- The Washington Times - Tuesday, February 27, 2001

HERAT, Afghanistan At least 1 million people face starvation in Afghanistan, where cold, drought and the long-running civil war have combined to uproot entire communities and claim hundreds of lives.

The famine, combined with the impact of new international sanctions, is driving the nation's Taleban rulers to consider new options for dealing with suspected terrorist Osama bin Laden.

More than 500,000 villagers have been forced in the past year to leave their homes, sell their few belongings and travel to makeshift refugee camps where they depend for survival on a slow trickle of foreign aid.

Every day adds another 360 people to the 80,000 already living in tents and mud huts in six camps around Herat, a once prosperous city in western Afghanistan famed for its rich architecture.

More than 170 people, including 130 children, have died in the last month at the camps, where nighttime temperatures can fall to 10 below zero Fahrenheit. Snows are beginning to melt, but more refugees die every week from hunger and exposure.

To compound the problem, heavy fighting between the Taleban militia, which controls most of the country, and opposition forces from the ousted government has continued through the winter.

Taleban leaders say a new round of international sanctions imposed last month by the U.N. Security Council has made conditions worse.

The combination of drought and the sanctions has forced the Taleban to reconsider its refusal to give up bin Laden, accused by the United States of plotting the bomb attacks that leveled U.S. embassies in Kenya and Tanzania.

Pakistani Interior Minister Moinuddin Haider said after a meeting this month with the Taleban's supreme leader, Mullah Mohammed Omar, that the group might let a panel of Islamic scholars meet in another country to hear evidence and decide bin Laden's fate.

In Herat, the United States and Norway airlifted blankets and tents following a bitter cold snap that contributed to many of the deaths. But U.N. workers are frustrated at the slow response from Western governments.

"This is one of the flash points in the country in terms of the crisis. It took the deaths of more than 100 people to trigger a more coherent response from the donors," said Antonio Donini, the deputy U.N. coordinator for Afghanistan.

Concern is growing about the many thousands of villagers left in remote areas of the provinces of Badghis, Ghor and Faryab.

The aid agency Oxfam has been working in these mountainous areas since August encouraging farmers to stay in their villages rather than leave for the camps.

"We found people eating different types of roots and leaves normally reserved for animal fodder," said Rod Slip, Oxfam's program manager in Herat. "Livestock numbers are down to 20 percent of the normal levels. Farmers don't have the seeds to plant new crops.

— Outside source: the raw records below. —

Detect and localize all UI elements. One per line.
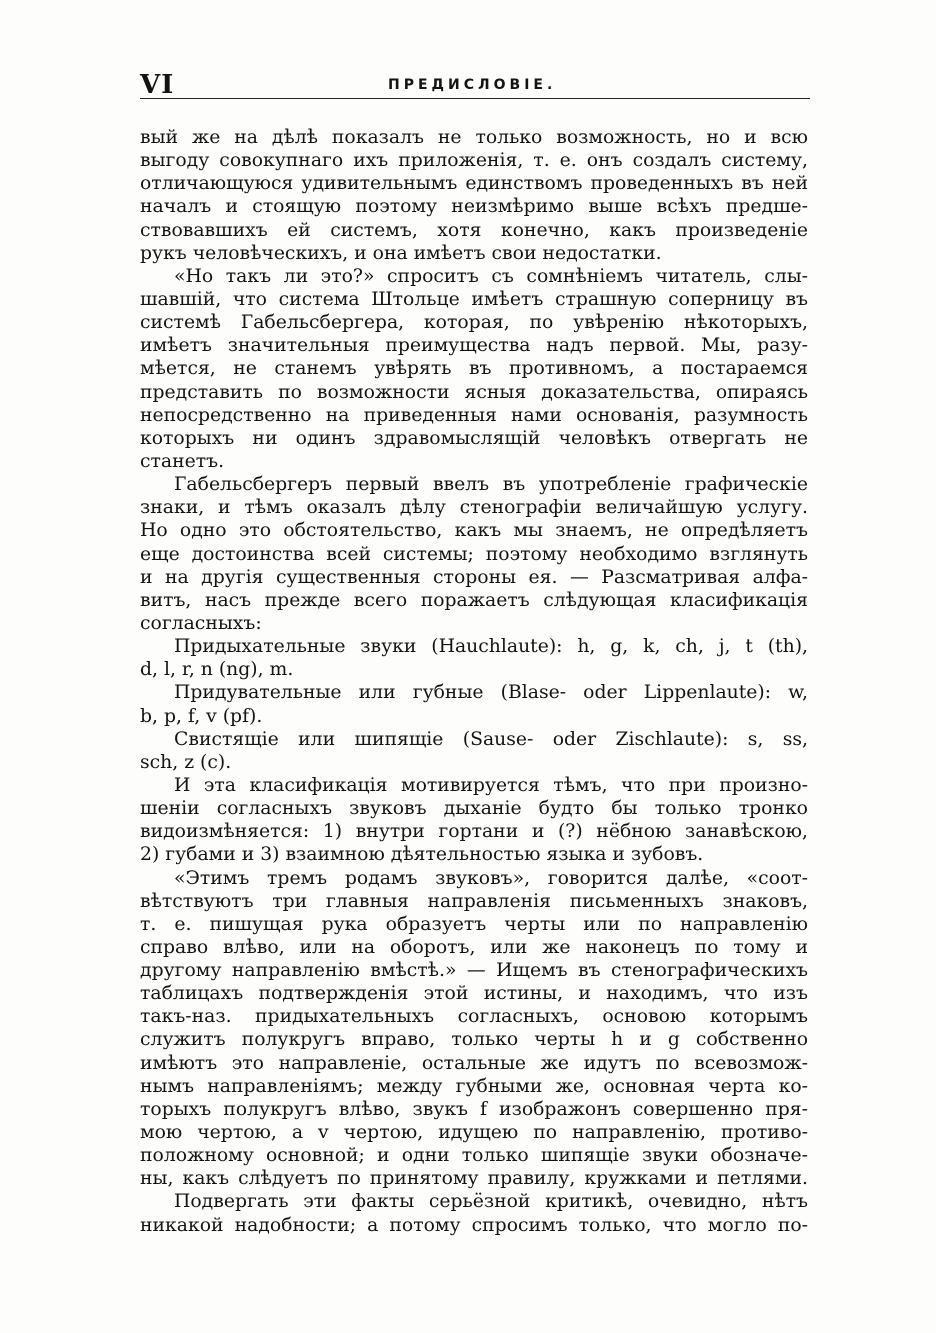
text-line: Подвергать эти факты серьёзной критикѣ, очевидно, нѣтъ — [174, 1191, 808, 1213]
text-line: т. е. пишущая рука образуетъ черты или по направленію — [140, 913, 808, 935]
text-line: торыхъ полукругъ влѣво, звукъ f изображонъ совершенно пря- — [140, 1098, 808, 1120]
text-line: sch, z (c). — [140, 751, 232, 773]
running-head: ПРЕДИСЛОВІЕ. — [388, 77, 557, 93]
body-text — [140, 126, 808, 1237]
text-line: положному основной; и одни только шипящіе звуки обозначе- — [140, 1145, 808, 1167]
text-line: служитъ полукругъ вправо, только черты h и g собственно — [140, 1029, 808, 1051]
text-line: видоизмѣняется: 1) внутри гортани и (?) нёбною занавѣскою, — [140, 821, 808, 843]
text-line: витъ, насъ прежде всего поражаетъ слѣдующая класификація — [140, 589, 808, 611]
text-line: мою чертою, а v чертою, идущею по направленію, противо- — [140, 1122, 808, 1144]
text-line: такъ-наз. придыхательныхъ согласныхъ, основою которымъ — [140, 1006, 808, 1028]
text-line: Свистящіе или шипящіе (Sause- oder Zischlaute): s, ss, — [174, 728, 808, 750]
text-line: шавшій, что система Штольце имѣетъ страшную соперницу въ — [140, 288, 808, 310]
text-line: отличающуюся удивительнымъ единствомъ проведенныхъ въ ней — [140, 173, 808, 195]
text-line: «Этимъ тремъ родамъ звуковъ», говорится далѣе, «соот- — [174, 867, 808, 889]
text-line: И эта класификація мотивируется тѣмъ, что при произно- — [174, 774, 808, 796]
text-line: имѣетъ значительныя преимущества надъ первой. Мы, разу- — [140, 335, 808, 357]
text-line: b, p, f, v (pf). — [140, 705, 263, 727]
page-number: VI — [140, 70, 175, 100]
text-line: нымъ направленіямъ; между губными же, основная черта ко- — [140, 1075, 808, 1097]
text-line: системѣ Габельсбергера, которая, по увѣренію нѣкоторыхъ, — [140, 312, 808, 334]
text-line: знаки, и тѣмъ оказалъ дѣлу стенографіи величайшую услугу. — [140, 497, 808, 519]
text-line: и на другія существенныя стороны ея. — Разсматривая алфа- — [140, 566, 808, 588]
text-line: вѣтствуютъ три главныя направленія письменныхъ знаковъ, — [140, 890, 808, 912]
text-line: d, l, r, n (ng), m. — [140, 659, 294, 681]
text-line: вый же на дѣлѣ показалъ не только возможность, но и всю — [140, 127, 808, 148]
text-line: непосредственно на приведенныя нами основанія, разумность — [140, 404, 808, 426]
text-line: которыхъ ни одинъ здравомыслящій человѣкъ отвергать не — [140, 427, 808, 449]
text-line: Придыхательные звуки (Hauchlaute): h, g, k, ch, j, t (th), — [174, 636, 808, 658]
text-line: «Но такъ ли это?» спроситъ съ сомнѣніемъ читатель, слы- — [174, 265, 808, 287]
page-header — [140, 70, 810, 106]
text-line: станетъ. — [140, 450, 225, 472]
text-line: другому направленію вмѣстѣ.» — Ищемъ въ стенографическихъ — [140, 960, 808, 982]
text-line: ствовавшихъ ей системъ, хотя конечно, какъ произведеніе — [140, 219, 808, 241]
text-line: таблицахъ подтвержденія этой истины, и находимъ, что изъ — [140, 983, 808, 1005]
text-line: началъ и стоящую поэтому неизмѣримо выше всѣхъ предше- — [140, 196, 808, 218]
text-line: Габельсбергеръ первый ввелъ въ употребленіе графическіе — [174, 474, 808, 496]
text-line: имѣютъ это направленіе, остальные же идутъ по всевозмож- — [140, 1052, 808, 1074]
text-line: рукъ человѣческихъ, и она имѣетъ свои недостатки. — [140, 242, 662, 264]
text-line: выгоду совокупнаго ихъ приложенія, т. е. онъ создалъ систему, — [140, 150, 808, 172]
header-rule — [140, 98, 810, 99]
text-line: Придувательные или губные (Blase- oder Lippenlaute): w, — [174, 682, 808, 704]
text-line: шеніи согласныхъ звуковъ дыханіе будто бы только тронко — [140, 798, 808, 820]
text-line: представить по возможности ясныя доказательства, опираясь — [140, 381, 808, 403]
text-line: Но одно это обстоятельство, какъ мы знаемъ, не опредѣляетъ — [140, 520, 808, 542]
text-line: справо влѣво, или на оборотъ, или же наконецъ по тому и — [140, 936, 808, 958]
text-line: 2) губами и 3) взаимною дѣятельностью языка и зубовъ. — [140, 844, 704, 866]
text-line: никакой надобности; а потому спросимъ только, что могло по- — [140, 1214, 808, 1236]
text-line: мѣется, не станемъ увѣрять въ противномъ, а постараемся — [140, 358, 808, 380]
text-line: ны, какъ слѣдуетъ по принятому правилу, кружками и петлями. — [140, 1168, 808, 1190]
text-line: еще достоинства всей системы; поэтому необходимо взглянуть — [140, 543, 808, 565]
text-line: согласныхъ: — [140, 612, 262, 634]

"A lot of people in the camps have sold everything to be where they are, and they are pretty much 100 percent reliant on external aid. At least these people who are remaining behind have the chance to work together to find sources to plant a crop."

Aid workers say the refugees who have sought shelter in the camps have no money, no crops to plant and little incentive to return home.

Many Western governments appear reluctant to fund long-term development projects in Afghanistan while the country is run by the Taleban, a hard-line fundamentalist regime recognized only by Pakistan, Saudi Arabia and the United Arab Emirates.

In recent years, the United Nations has received less than half the money it says is needed for its Afghan assistance program. So far this year, the United Nations has received around $18 million toward its $229 million goal.

"It is not a disaster which occurred yesterday," said Hans-Christian Poulsen, who runs the U.N. relief operation in Herat.

"It has been coming for some time. But because it has happened bit by bit it doesn't attract the same kind of attention as an earthquake. That is the tragedy here."

Last week, the United Nations sent Kenzo Oshima, the new undersecretary-general for humanitarian affairs, to Afghanistan to discuss the crisis with senior Taleban officials and the ousted president, Burhanuddin Rabbani.

"We are in the presence of a major humanitarian tragedy," Mr. Oshima said after the visit.